Twenty years after America married Maxon, The Heir is told from the perspective of their oldest child, Eadlyn. The first female heir in the monarchy’s history, she grew up in a very different, caste-less Illéa than the one readers came to know in the first three books. But the dissolution of the castes hasn’t been as smooth as her parents hoped and the Selection has been resurrected to buy them all some time to figure out how to handle the growing unrest in their post-caste country. But with Eadlyn at the center of the Selection and thirty-five young men staying at the palace, it’s a Selection unlike any before.
The twenty year jump from The One to The Heir and shift in narrator—it’s still told in first person which is still a bit annoying but it’s Eadlyn’s perspective instead of America’s so it’s a welcome change at this point—mean the reader gets to see many favorite characters return but from a new and very different point of view.

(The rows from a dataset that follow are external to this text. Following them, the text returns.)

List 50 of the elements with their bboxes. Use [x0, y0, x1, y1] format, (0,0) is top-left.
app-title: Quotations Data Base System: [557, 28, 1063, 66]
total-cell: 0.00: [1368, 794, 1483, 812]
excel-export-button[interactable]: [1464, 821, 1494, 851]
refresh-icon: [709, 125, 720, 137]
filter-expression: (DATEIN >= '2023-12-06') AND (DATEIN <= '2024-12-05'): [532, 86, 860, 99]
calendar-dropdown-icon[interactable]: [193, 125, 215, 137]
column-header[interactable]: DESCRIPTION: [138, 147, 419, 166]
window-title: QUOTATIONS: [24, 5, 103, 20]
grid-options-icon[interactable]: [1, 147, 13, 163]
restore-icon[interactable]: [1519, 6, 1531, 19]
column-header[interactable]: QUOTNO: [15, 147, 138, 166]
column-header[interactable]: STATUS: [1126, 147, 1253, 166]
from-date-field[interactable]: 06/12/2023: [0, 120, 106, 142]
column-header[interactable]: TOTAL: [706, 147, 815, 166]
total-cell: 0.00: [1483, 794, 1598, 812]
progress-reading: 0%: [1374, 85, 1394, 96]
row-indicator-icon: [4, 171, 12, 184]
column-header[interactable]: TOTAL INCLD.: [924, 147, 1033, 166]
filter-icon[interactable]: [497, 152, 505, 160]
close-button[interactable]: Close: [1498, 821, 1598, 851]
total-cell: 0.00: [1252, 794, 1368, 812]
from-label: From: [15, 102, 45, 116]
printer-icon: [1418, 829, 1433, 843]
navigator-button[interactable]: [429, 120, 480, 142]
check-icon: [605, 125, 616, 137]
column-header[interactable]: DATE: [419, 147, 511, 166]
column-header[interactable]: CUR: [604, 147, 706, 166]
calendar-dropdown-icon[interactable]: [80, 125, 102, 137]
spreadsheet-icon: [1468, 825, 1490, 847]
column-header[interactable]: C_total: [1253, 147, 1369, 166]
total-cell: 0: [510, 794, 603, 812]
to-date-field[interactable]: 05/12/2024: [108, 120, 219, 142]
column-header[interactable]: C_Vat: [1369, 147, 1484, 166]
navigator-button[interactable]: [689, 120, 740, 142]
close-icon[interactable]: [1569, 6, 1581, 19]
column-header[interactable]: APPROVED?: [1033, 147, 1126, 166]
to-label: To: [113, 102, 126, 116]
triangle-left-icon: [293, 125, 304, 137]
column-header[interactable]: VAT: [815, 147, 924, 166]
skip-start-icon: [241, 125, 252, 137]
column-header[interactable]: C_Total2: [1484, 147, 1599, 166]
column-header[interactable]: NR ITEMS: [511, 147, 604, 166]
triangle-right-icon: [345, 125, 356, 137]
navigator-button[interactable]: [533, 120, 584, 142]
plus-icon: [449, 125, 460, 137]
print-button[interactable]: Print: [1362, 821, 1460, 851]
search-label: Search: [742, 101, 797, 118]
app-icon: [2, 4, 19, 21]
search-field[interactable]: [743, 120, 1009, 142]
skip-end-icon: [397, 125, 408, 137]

America and Maxon are parents to Eadlyn and her three brothers. Aspen, Lucy, Marlee, and May are all back too but in such different capacities.
The world building issues that were so bothersome in The Elite and The One cease to be an issue with The Heir because the themes at the heart of this novel are less dependent on the fictional world of Illéa. Eadlyn has to deal with the fact that she’s a woman in a position of power, a role where the double standards are everywhere and she must come to understand what it is she wants and needs in a partner—if she wants one. Her interactions with the Selected are so relevant to young women in today’s world—the ways they’re intimidated by her and how that translates to the watching public versus where she’s coming from and what her intent is speaks volumes about the experience of growing up, dating, and working while female. Everything she notices—the way her decisiveness is seen as harsh, the way showing affection gets her called loose while remaining reserved gets her called cold—all ring so true.
There are several tried-and-true tropes at work in The Heir but they’re not as heavy-handed as some of the earlier books in the series, in part because the feminist themes form such a strong supporting structure for the narrative. While it was completely obvious how America’s romantic affairs would ultimately turn out from the very beginning of The Selection, there are several viable options Eadlyn could choose.
So where I was only continuing with the series from habit going into this book, I’m actively waiting for the next book to see how it resolves—and I really hope this storyline isn’t stretched beyond one more book; I feel that it’s stronger to begin with than the original trio of books but that could be severely weakened if that winds up being the case.